Foundation Models in Medical Imaging: A Review and Outlook

Foundation Models in Medical Imaging: A Review and Outlook

Medical image analysis has traditionally relied on specialized solutions, each optimized for a particular modality, task, or dataset. While effective in controlled settings, these approaches struggle with the realities of clinical practice: limited annotations, significant domain shifts, and wide variability across institutions and imaging technologies. Foundation models offer a promising alternative by learning reusable representations from large-scale data and adapting them to many downstream tasks. This review highlights how this paradigm is shaping medical imaging today.

Technical Background

Foundation models in medical imaging build on a few core ideas. Central to the approach is large-scale pre-training, where models learn general representations from broad and diverse data before being adapted to specific tasks. Insights from scaling laws and emergent behavior suggest that increasing data, model capacity, and training signal can unlock capabilities not present at smaller scales.

Technically, these models rely on flexible architectures—commonly convolutional networks, transformers, or hybrids—that are designed for reuse across tasks. Self-supervised learning is the dominant pre-training strategy, with discriminative, generative, and multimodal objectives.

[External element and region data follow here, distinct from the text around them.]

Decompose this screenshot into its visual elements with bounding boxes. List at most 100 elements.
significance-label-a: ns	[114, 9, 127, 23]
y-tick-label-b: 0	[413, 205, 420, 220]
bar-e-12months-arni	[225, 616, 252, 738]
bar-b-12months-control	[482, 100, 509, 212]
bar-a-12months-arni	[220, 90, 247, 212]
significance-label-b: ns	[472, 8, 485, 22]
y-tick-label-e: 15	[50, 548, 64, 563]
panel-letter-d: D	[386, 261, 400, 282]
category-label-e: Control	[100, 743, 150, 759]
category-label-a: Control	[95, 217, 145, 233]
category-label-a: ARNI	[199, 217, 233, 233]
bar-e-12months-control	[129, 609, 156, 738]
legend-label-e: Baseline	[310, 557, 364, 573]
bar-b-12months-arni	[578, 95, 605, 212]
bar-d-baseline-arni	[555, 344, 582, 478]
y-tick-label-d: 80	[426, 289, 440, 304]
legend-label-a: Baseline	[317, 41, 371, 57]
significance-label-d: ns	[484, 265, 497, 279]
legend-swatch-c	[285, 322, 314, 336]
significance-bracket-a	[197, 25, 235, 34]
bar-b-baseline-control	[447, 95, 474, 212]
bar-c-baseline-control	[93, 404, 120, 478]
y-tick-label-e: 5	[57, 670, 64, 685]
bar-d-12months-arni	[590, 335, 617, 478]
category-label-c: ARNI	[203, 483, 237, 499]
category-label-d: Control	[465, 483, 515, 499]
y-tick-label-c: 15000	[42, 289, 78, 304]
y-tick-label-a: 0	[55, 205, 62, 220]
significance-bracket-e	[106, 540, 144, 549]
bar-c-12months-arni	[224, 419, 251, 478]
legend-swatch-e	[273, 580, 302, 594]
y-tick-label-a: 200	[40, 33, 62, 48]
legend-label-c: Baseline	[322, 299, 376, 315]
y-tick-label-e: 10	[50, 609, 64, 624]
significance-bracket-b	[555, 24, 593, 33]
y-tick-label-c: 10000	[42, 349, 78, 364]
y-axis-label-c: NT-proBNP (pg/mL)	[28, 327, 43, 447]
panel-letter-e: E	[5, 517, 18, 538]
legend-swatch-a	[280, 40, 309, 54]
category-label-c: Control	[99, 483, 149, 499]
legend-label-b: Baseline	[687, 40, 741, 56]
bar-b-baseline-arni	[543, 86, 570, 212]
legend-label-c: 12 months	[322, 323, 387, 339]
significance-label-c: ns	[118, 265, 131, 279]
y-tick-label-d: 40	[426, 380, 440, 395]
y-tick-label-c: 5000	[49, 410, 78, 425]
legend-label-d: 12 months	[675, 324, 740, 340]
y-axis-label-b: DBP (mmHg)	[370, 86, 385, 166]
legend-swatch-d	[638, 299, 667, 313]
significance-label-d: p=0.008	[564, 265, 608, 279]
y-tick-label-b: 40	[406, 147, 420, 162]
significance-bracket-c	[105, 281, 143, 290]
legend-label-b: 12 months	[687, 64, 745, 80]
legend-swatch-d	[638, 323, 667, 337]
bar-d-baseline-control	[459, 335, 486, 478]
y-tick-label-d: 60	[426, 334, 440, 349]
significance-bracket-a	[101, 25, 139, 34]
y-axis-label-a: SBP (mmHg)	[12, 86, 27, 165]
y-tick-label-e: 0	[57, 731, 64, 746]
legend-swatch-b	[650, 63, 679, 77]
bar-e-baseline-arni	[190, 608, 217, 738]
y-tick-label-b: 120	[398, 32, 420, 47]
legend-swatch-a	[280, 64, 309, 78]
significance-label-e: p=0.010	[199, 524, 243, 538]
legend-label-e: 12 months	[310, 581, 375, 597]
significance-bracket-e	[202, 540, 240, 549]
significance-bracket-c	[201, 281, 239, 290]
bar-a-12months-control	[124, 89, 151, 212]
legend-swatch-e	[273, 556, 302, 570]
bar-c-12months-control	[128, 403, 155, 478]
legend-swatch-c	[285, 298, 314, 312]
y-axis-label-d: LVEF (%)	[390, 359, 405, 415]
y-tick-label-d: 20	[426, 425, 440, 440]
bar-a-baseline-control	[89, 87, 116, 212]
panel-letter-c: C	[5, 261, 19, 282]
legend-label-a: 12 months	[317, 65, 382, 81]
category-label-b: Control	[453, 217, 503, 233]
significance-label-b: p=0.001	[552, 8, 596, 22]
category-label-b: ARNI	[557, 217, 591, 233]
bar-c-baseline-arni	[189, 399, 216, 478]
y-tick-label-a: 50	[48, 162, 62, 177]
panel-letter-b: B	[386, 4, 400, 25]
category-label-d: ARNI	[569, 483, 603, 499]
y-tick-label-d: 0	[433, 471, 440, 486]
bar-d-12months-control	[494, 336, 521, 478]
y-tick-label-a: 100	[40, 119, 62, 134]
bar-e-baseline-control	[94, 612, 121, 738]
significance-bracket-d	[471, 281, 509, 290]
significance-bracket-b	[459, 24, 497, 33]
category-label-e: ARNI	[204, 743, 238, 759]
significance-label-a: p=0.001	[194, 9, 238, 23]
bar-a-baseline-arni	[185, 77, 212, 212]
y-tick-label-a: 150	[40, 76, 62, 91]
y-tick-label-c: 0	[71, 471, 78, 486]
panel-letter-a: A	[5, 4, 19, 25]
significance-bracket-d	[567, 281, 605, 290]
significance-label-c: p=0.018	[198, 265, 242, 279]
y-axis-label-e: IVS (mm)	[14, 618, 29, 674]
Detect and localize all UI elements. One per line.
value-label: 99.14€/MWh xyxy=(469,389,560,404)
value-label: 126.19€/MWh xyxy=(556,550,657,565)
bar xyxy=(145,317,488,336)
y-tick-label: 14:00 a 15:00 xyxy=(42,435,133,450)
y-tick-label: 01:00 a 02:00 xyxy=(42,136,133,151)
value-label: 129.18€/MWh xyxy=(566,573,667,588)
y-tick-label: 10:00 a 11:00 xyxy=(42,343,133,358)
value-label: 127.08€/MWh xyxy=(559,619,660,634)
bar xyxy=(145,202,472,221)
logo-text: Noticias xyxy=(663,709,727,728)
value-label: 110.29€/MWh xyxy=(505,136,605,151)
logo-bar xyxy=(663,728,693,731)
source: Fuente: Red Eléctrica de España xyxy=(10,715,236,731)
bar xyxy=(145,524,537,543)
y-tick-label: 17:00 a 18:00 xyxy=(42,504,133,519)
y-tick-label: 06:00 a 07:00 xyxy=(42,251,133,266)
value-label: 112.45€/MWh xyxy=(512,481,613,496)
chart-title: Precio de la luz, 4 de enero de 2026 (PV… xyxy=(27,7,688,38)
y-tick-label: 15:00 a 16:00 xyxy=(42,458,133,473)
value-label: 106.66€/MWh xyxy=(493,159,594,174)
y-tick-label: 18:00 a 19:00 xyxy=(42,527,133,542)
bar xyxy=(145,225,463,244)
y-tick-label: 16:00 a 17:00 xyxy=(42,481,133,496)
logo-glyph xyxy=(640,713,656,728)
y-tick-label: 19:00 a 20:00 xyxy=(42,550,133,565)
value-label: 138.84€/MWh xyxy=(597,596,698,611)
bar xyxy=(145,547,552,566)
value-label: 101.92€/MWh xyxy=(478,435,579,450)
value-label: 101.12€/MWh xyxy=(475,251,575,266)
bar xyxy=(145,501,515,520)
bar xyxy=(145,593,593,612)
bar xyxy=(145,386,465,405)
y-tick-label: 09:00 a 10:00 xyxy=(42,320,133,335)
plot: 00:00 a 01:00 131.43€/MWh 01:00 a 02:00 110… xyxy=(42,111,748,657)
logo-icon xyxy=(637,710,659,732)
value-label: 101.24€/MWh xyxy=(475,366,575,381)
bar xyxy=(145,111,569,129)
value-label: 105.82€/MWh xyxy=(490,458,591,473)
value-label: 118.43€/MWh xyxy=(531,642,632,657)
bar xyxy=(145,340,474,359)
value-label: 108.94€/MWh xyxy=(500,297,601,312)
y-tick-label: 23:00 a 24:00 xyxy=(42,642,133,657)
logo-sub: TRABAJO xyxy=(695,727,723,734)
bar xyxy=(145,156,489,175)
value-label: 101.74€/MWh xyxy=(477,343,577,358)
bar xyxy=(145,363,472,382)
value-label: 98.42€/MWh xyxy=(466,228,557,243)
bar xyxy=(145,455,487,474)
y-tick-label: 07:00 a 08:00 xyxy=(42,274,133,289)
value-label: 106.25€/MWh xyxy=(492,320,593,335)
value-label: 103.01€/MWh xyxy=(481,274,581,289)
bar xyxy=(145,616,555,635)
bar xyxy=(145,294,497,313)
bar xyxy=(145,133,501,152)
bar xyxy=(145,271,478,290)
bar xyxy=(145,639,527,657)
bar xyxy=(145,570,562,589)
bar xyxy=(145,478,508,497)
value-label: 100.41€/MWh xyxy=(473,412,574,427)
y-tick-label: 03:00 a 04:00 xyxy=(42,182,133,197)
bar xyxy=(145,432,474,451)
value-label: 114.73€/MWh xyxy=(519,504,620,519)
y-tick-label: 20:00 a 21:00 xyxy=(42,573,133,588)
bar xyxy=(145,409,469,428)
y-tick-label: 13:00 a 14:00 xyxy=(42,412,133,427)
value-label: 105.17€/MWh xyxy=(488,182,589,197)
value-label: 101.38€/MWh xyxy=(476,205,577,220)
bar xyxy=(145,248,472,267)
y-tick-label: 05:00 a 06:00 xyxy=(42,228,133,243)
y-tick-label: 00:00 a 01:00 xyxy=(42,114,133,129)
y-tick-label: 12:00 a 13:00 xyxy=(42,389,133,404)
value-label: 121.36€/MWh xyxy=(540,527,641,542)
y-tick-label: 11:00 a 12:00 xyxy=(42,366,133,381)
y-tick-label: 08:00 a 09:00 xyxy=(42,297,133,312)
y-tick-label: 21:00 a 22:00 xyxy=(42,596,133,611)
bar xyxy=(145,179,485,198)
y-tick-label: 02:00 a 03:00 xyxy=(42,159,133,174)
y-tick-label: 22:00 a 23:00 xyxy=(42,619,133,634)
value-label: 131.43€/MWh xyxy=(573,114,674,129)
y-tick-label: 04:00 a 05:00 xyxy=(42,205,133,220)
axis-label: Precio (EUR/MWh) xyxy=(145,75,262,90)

Downstream adaptation ranges from lightweight probing or prompt-based strategies to parameter-efficient or full fine-tuning, depending on task complexity and available data. Together, these components define “foundation” in practice: a scalable, reusable, and adaptable paradigm rather than a single model.

Foundation models are progressing differently across medical imaging domains, shaped by the type of data and clinical workflows.

Pathology has led early development. Models initially focused on individual tissue patches but have scaled to whole-slide images and multi-task applications. Large datasets and high-resolution imaging have enabled strong performance across diverse pathology tasks. Key challenges include representing rare conditions, adapting models originally designed for natural images, and balancing efficiency with contextual understanding. Tile-level models offer practical efficiency and robustness, while slide-level models promise richer context but require significant computational resources.

Radiology has not seen the same rapid development of foundation models as pathology, but steady progress is being made. Recent work highlights the importance of scaling training data, improving data quality, and focusing on vision-specific tasks such as segmentation, localization, and disease detection. Challenges remain, including the limited availability of large-scale 3D datasets, reliance on 2D slices or pretrained networks, and the high computational demands of volumetric model training.

Ophthalmology emphasizes efficiency and multi-modality in 2D imaging. Vision models dominate, as opposed to multimodal vision-language approaches. Fewer models integrate textual reports, and research outside retinal imaging is still emerging. Current work focuses on expanding modality coverage and improving computational efficiency, while ongoing development aims to strengthen clinical integration.

Open Challenges

Despite rapid progress, foundation models in medical imaging face several key challenges:

Data Access and Quality Large-scale clinical datasets are often limited by privacy and institutional restrictions. Public datasets may lack full 3D volumes or diverse imaging conditions. Meanwhile, recent research is also suggesting that careful curation of diverse, high-quality data can be more effective than simply increasing dataset size.

Computational Resources High-resolution whole-slide images and volumetric scans require substantial compute, making efficient architectures and parameter-efficient fine-tuning essential.

Domain Adaptation and Robustness Models developed for natural images need adaptation to medical imaging, accounting for differences in orientation, color, and context. Furthermore, robustness across scanners, protocols, and institutions is critical, as model size alone does not ensure generalization.

Interpretability, Fairness, and Clinical Integration Foundation models must provide transparent outputs, avoid bias against underrepresented populations, and meet regulatory requirements. Continual learning is needed for adaptation to new tasks or evolving clinical knowledge.

Addressing these challenges is essential for translating foundation models from research into reliable clinical tools.